The average sales price (ASP) decrease proposed by our friends at Medicare could change the face of private practice infusion suites nationwide. I certainly do not want the infusion suite at Carolina Arthritis Center in Greenville, NC, to look like a ghost town. Most importantly, this would be bad for patient care; almost as importantly, this decrease would be very bad for the rheumatology business.
Reimbursements for In-Office Infusions
Let’s start with a brief history of reimbursement for in-office infusions. The Medicare Prescription Drug, Improvement, and Modernization Act of 20031—which started the concept of ASP plus 6%—was enacted because of concerns over inflated reimbursement under the Balanced Budget Act (BBA) of 1997.2 Under the BBA, reimbursement was 95% of the actual wholesale price or actual charge, whichever was lower. Starting in 2013, ASP plus 6% effectively became ASP plus 4% because of sequestration. If the proposed ASP plus 2% goes into effect, I assume that rheumatologists will be paid at somewhere close to ASP plus 0%. Even using common core math, this means that the payment for in-office infusions would just be the ASP. Margins are already extremely tight on several infused medications, and this decrease would put all infusions in the red for private practice rheumatology offices.

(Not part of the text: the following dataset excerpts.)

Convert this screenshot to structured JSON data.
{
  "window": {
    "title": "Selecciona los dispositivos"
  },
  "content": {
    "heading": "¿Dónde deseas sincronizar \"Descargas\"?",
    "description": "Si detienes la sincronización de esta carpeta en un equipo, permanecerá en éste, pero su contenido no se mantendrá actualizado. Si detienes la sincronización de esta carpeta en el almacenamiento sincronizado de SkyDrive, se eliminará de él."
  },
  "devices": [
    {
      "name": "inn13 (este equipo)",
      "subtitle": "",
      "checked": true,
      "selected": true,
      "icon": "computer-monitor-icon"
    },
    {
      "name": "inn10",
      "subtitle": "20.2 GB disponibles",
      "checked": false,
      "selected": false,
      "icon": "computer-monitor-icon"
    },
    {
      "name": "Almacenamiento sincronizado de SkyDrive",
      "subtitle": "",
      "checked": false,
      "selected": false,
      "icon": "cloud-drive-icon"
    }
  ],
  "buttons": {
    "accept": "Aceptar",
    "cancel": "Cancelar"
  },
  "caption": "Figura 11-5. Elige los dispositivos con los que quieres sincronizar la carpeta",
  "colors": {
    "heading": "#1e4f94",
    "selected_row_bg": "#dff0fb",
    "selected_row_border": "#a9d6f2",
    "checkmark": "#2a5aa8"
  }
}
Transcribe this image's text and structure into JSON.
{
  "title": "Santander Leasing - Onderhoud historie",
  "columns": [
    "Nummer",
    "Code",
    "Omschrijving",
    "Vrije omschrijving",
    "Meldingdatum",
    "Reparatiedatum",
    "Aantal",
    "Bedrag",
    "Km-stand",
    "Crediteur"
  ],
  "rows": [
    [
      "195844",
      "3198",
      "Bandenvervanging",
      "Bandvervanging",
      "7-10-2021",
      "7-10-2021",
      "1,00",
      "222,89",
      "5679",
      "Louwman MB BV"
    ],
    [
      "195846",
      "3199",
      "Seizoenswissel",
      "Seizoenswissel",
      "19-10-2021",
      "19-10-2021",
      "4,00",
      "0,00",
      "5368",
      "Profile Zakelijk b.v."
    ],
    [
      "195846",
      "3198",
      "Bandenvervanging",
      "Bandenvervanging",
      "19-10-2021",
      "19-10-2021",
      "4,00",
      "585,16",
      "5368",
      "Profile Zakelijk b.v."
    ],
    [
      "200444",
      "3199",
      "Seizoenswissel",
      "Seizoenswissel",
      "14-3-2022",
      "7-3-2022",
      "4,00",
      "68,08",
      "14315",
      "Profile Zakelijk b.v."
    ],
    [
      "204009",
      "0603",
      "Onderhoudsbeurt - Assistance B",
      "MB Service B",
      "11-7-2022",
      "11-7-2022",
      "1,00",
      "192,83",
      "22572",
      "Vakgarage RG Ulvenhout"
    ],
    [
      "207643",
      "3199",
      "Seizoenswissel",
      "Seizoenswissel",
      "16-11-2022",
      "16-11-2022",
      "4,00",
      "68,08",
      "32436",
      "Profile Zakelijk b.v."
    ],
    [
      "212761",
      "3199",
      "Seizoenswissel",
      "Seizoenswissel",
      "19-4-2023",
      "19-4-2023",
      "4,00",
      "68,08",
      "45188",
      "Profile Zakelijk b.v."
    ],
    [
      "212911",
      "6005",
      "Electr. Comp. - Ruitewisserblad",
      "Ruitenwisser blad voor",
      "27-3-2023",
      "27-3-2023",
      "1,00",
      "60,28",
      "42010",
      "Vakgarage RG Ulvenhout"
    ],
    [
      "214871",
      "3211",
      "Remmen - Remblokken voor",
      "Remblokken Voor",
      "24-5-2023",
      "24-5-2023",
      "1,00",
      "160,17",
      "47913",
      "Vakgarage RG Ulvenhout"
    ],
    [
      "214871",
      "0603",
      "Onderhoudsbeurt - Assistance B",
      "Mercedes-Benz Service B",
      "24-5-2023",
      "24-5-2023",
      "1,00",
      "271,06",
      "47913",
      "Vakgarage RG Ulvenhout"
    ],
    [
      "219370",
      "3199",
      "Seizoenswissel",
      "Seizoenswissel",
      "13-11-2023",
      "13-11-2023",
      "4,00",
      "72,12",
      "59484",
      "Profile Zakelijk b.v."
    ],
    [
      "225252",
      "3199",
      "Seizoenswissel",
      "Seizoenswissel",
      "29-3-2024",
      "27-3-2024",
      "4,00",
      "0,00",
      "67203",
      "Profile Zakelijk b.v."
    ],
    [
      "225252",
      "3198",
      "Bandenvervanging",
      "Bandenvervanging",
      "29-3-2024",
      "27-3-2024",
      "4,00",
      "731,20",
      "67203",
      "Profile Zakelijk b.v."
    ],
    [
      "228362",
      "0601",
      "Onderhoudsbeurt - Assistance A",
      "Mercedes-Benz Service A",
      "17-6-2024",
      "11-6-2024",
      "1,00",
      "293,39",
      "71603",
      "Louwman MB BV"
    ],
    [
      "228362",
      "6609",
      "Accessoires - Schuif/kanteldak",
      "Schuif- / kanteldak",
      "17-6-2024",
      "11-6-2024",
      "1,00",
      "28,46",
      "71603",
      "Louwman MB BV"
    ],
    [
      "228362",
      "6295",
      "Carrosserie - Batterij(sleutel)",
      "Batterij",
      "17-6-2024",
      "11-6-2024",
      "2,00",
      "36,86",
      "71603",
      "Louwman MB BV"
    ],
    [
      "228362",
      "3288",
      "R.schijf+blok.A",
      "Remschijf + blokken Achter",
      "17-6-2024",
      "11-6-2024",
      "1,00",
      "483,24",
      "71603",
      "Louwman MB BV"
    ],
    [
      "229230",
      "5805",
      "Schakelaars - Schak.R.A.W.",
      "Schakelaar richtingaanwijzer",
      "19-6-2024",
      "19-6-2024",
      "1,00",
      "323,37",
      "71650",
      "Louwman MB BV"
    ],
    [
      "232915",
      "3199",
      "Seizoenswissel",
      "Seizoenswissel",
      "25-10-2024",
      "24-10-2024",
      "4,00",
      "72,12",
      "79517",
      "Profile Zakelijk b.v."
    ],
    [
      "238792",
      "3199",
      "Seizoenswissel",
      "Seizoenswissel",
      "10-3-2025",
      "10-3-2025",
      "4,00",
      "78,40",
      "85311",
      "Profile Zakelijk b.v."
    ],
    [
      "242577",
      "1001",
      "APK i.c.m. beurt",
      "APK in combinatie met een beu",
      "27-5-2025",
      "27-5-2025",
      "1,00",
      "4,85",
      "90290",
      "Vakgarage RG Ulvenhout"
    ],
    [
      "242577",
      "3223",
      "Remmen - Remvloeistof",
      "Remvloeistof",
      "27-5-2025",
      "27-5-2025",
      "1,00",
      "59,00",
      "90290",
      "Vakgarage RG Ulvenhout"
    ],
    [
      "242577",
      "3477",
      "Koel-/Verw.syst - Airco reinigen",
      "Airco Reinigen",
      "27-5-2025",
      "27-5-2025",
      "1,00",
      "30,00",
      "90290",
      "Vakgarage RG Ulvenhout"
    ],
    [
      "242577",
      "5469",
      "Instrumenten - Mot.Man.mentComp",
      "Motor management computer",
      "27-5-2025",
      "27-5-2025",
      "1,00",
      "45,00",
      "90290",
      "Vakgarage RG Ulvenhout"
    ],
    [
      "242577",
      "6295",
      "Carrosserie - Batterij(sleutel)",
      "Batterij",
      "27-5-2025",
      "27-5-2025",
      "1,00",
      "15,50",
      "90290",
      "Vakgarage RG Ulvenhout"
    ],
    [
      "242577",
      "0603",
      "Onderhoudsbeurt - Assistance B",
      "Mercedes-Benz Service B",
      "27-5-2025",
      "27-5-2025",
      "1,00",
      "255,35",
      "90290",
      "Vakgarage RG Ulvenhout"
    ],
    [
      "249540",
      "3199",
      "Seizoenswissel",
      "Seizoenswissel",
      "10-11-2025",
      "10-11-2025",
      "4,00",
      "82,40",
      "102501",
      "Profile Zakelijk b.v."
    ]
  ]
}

I am not saying that the treatments for inflammatory arthritis, lupus, and osteoporosis are cheap. A recent segment on National Public Radio that focused on a study by Express Scripts Holding Company highlighted the expense of such treatments, but gave very little information on comparable conditions other than diabetes.3 There was no mention of decreased disability and increased function with aggressive treatment of inflammatory arthritis, lupus, and osteoporosis. The segment also neglected to mention the fact that Express Scripts has contracts with many of the major insurance providers, and has a vested interest in dispensing more injectable—versus infusible—arthritis treatments.
Benefits of Infusion Medications
As private practice rheumatologists, we have hundreds of success stories involving using infused medications for inflammatory arthritis, lupus, and osteoporosis. Many of our patients have clinical issues that require them to be monitored closely in an infusion suite. Although patients with needle phobias do not give themselves injections to treat their rheumatologic conditions, others have tried and failed several self-injectable medications, leading to their use of infused medications. Compliance is also a significant issue; if the patient comes in for an infusion, I am 100% sure that they received the medication. Outpatient compliance rates, however, are nowhere near 100%. All of the above issues highlight the need for many of our patients to be treated aggressively in an infusion suite. Medicare’s plan to reduce reimbursement to a nonworkable level would put many patients at risk for poor outcomes.
Outside of our specialty, nobody is talking about how decreased reimbursement to the level proposed will likely close many infusion suites across the country. Some practices may go out of business completely, leading to further shortages of rheumatologists to treat patients in need. Some rheumatologists currently in private practice may choose to become an employee of a hospital or large group, further leading to the loss of independence in our specialty. In my 10 years of being in private practice rheumatology, I cannot think of a more important issue than this current threat; I urge you to do all that you can to fight for your patients and your practices.
Several petitions are circulating to fight the proposed ASP cut; please sign all of them, including the one from the National Organization of Rheumatology Managers. Fortunately, several powerful elected officials are trying to help put the brakes on this unilateral move by the Centers for Medicare & Medicaid Services. These include committee chairmen from the Energy and Commerce Committee (Rep Fred Upton [R, Michigan]), Ways and Means Committee (Rep Kevin Brady [R, Texas]), and US Senate Committee Finance (Orrin Hatch [R, Utah]). Please support these elected officials, and push this issue to the national level by fulfilling your duty and voting in this year’s important election.
- Medicare Prescription Drug, Improvement, and Modernization Act of 2003, Pub. L. No. 108-173, 117 Stat 2066.
- Balanced Budget Act of 1997, Pub. L. No. 105-133, 111 Stat 251.
- Kodjak A. Cancer and arthritis drugs drive up spending on medicines. www.npr.org/sections/health-shots/2016/03/14/470417680/cancer-and-arthritis-drugs-drive-up-spending-on-medicines. Published March 14, 2016. Accessed March 30, 2016.